"İçtihat Metni"
MAHKEMESİ :Asliye Hukuk Mahkemesi
SAYISI : 2022/107 Esas, 2024/116 Karar
Avukat ...
DAVALILAR : ... vd. vekili Avukat ...
DAVA TARİHİ : 17.01.2014
KARAR : Kabul
Taraflar arasındaki 4650 sayılı Kanun'la değişik 2942 sayılı Kamulaştırma Kanunu'nun (2942 sayılı Kanun) 10 uncu maddesine dayanan kamulaştırma bedelinin tespiti ve kamulaştırılan taşınmazın davacı idare adına tescili davasında verilen karar hakkında yapılan temyiz incelemesi sonucunda, Dairece Mahkeme kararının bozulmasına karar verilmiştir.

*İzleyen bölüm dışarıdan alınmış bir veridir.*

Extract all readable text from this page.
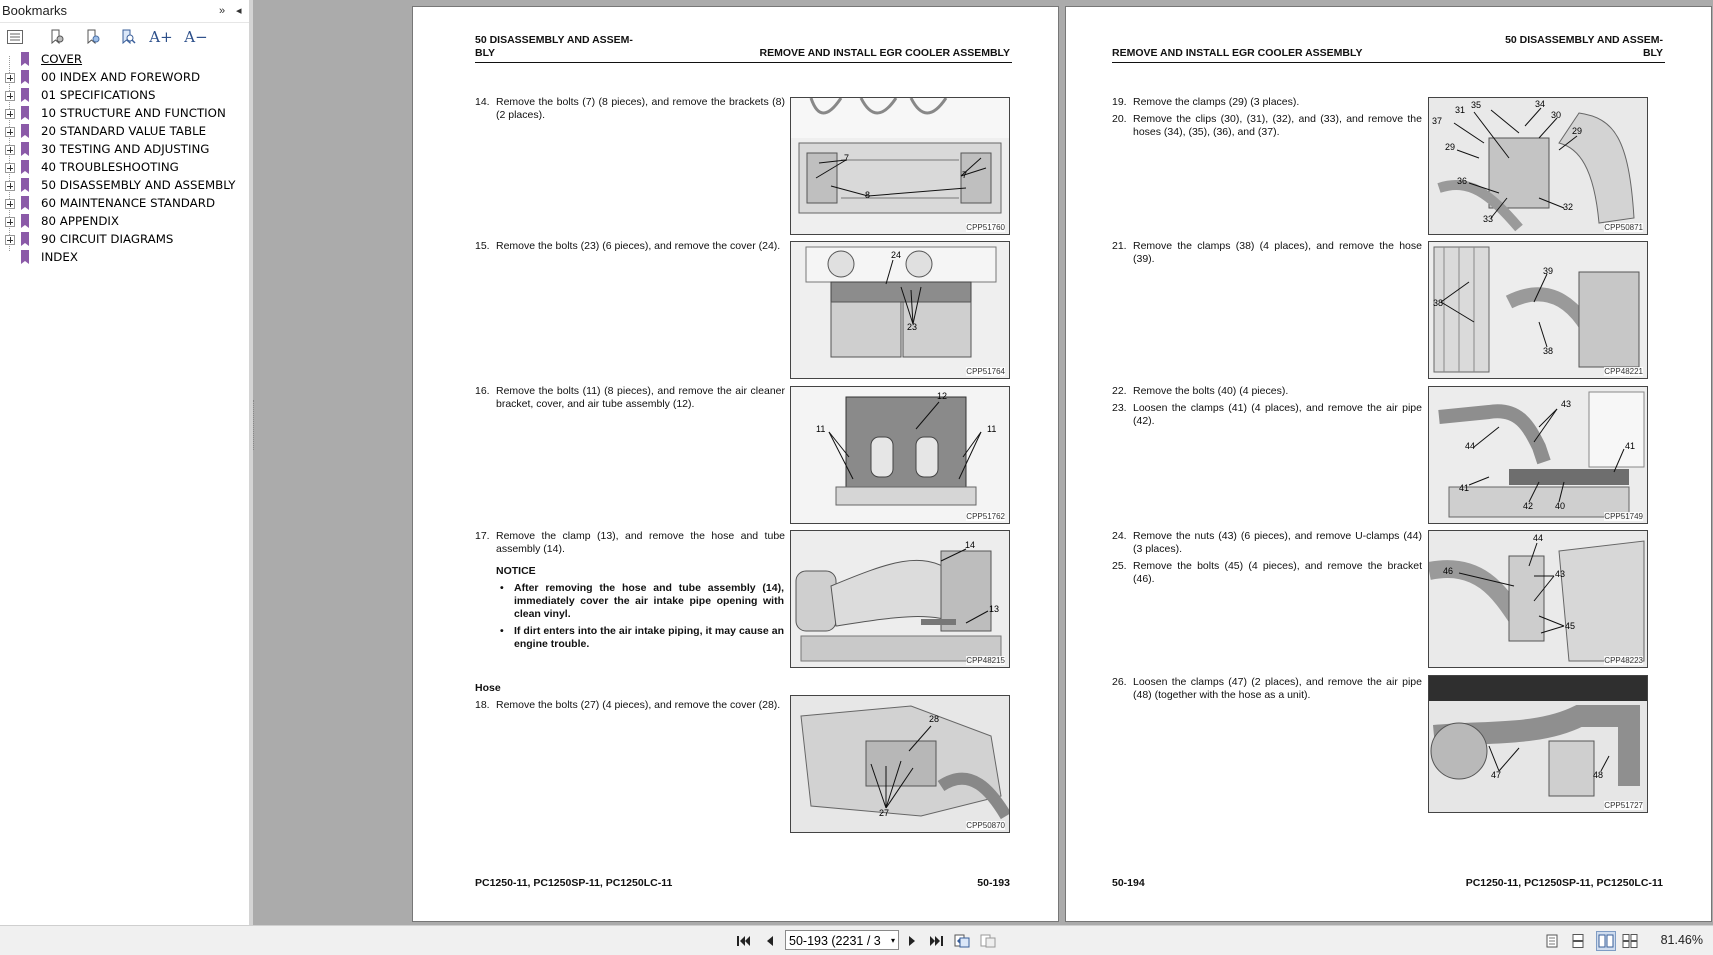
Bookmarks	» ◂
A+ A−
COVER
00 INDEX AND FOREWORD
01 SPECIFICATIONS
10 STRUCTURE AND FUNCTION
20 STANDARD VALUE TABLE
30 TESTING AND ADJUSTING
40 TROUBLESHOOTING
50 DISASSEMBLY AND ASSEMBLY
60 MAINTENANCE STANDARD
80 APPENDIX
90 CIRCUIT DIAGRAMS
INDEX
50 DISASSEMBLY AND ASSEM-
BLY	REMOVE AND INSTALL EGR COOLER ASSEMBLY
14. Remove the bolts (7) (8 pieces), and remove the brackets (8) (2 places).
7
7
8
CPP51760
15. Remove the bolts (23) (6 pieces), and remove the cover (24).
24
23
CPP51764
16. Remove the bolts (11) (8 pieces), and remove the air cleaner bracket, cover, and air tube assembly (12).
12
11	11
CPP51762
17. Remove the clamp (13), and remove the hose and tube assembly (14).
NOTICE
• After removing the hose and tube assembly (14), immediately cover the air intake pipe opening with clean vinyl.
• If dirt enters into the air intake piping, it may cause an engine trouble.
14
13
CPP48215
Hose
18. Remove the bolts (27) (4 pieces), and remove the cover (28).
28
27
CPP50870
PC1250-11, PC1250SP-11, PC1250LC-11	50-193
50 DISASSEMBLY AND ASSEM-
BLY
REMOVE AND INSTALL EGR COOLER ASSEMBLY
19. Remove the clamps (29) (3 places).
20. Remove the clips (30), (31), (32), and (33), and remove the hoses (34), (35), (36), and (37).
37
31 35	34
30
29
29
36
33
32
CPP50871
21. Remove the clamps (38) (4 places), and remove the hose (39).
39
38
38
CPP48221
22. Remove the bolts (40) (4 pieces).
23. Loosen the clamps (41) (4 places), and remove the air pipe (42).
43
44	41
41
42 40
CPP51749
24. Remove the nuts (43) (6 pieces), and remove U-clamps (44) (3 places).
25. Remove the bolts (45) (4 pieces), and remove the bracket (46).
44
46	43
45
CPP48223
26. Loosen the clamps (47) (2 places), and remove the air pipe (48) (together with the hose as a unit).
47	48
CPP51727
50-194	PC1250-11, PC1250SP-11, PC1250LC-11
50-193 (2231 / 3 ▾	81.46%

Mahkemece bozmaya uyularak yeniden yapılan yargılama sonucunda; davanın kabulüne karar verilmiştir.
Mahkeme kararı davacı idare vekili tarafından temyiz edilmekle; süre, temyiz şartı ve diğer usul eksiklikleri yönünden yapılan ön inceleme sonucunda, temyiz dilekçesinin kabulüne karar verildikten ve Tetkik Hâkimi tarafından hazırlanan rapor dinlendikten sonra dosyadaki belgeler incelenip gereği düşünüldü:
I. DAVA
Davacı idare vekili dava dilekçesinde özetle; Adana ili, ..., ...Mahallesi 1271 ada 178 parsel sayılı taşınmazın kamulaştırma bedelinin tespiti ve kamulaştırılan taşınmazın davacı idare adına tescilini talep etmiştir.
II. CEVAP
Davalılar cevap dilekçesi sunmamıştır.
III. MAHKEME KARARI
Mahkemenin 22.10.2014 tarihli ve 2014/17 Esas, 2014/485 Karar sayılı kararıyla davanın kabulüne karar verilmiştir.
IV. BOZMA VE BOZMADAN SONRAKİ YARGILAMA SÜRECİ
A. Birinci Bozma Kararı
1. Mahkemenin 22.10.2014 tarihli ve 2014/17 Esas, 2014/485 Karar sayılı kararına karşı süresi içinde davacı idare vekili temyiz isteminde bulunmuştur.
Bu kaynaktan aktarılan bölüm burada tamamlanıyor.